In Wednesday's story Parker provided “a guide to Mr. Romney’s habits and quirks on the campaign trail.”
For a candidate who is exceedingly risk-averse, Mr. Romney has developed an unlikely penchant for trying to puzzle out everything from voters’ personal relationships to their ancestral homelands.
“Sisters?” he asked. (Nope, stepmother and stepdaughter.) “Your husband?” he wondered. (No, just a friend from the neighborhood.) “Mother and daughter?” he guessed. (Cousins, actually.)
The results can be awkward. “Daughter?” he asked a woman sitting with a man and two younger girls at the diner in Tilton, N.H., on Friday morning. Her face turned a shade of red. “Wife.”
Oh, Mr. Romney said. “It was a compliment, I guess,” said the woman, Janelle Batchelder, 31. “At the same time, it was possibly an insult.”
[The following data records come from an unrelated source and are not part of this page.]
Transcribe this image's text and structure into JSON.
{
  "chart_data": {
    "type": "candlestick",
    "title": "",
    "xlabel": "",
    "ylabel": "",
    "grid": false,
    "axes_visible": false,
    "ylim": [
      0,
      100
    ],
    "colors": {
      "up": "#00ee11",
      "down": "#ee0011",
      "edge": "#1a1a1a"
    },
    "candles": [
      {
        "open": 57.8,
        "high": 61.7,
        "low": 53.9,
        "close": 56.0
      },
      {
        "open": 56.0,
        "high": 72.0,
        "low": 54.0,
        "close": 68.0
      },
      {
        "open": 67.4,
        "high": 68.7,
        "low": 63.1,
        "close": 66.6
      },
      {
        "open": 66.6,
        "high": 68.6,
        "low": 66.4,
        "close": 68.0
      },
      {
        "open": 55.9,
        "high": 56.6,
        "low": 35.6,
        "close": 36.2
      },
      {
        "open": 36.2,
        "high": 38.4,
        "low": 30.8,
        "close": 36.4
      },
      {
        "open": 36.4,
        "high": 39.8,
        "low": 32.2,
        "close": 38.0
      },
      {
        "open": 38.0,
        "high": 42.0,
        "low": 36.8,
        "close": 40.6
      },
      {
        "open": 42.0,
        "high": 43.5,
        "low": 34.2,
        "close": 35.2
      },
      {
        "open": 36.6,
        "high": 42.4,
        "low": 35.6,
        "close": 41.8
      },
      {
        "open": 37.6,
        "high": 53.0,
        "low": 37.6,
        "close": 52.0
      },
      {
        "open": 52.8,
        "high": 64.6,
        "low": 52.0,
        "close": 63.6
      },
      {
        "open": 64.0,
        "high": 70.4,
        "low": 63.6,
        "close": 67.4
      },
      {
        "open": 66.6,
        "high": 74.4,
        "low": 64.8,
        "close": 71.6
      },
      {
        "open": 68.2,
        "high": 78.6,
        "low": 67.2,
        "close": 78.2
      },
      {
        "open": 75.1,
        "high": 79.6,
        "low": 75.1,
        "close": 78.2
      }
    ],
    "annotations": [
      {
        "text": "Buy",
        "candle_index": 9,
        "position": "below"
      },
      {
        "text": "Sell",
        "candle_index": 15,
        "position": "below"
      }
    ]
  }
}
And does any other candidate, or other news subject, get his or her laughter spelled out? Parker and Barbaro did it twice, as in this paragraph:
Sometimes Mr. Romney will engage in a back-and-forth with tough questioners; in Concord, N.H., a woman told him that she favored socialized medicine. “I’ve got someone for you,” Mr. Romney said. “His name is Barack Obama. He agrees with you. Ha-ha.”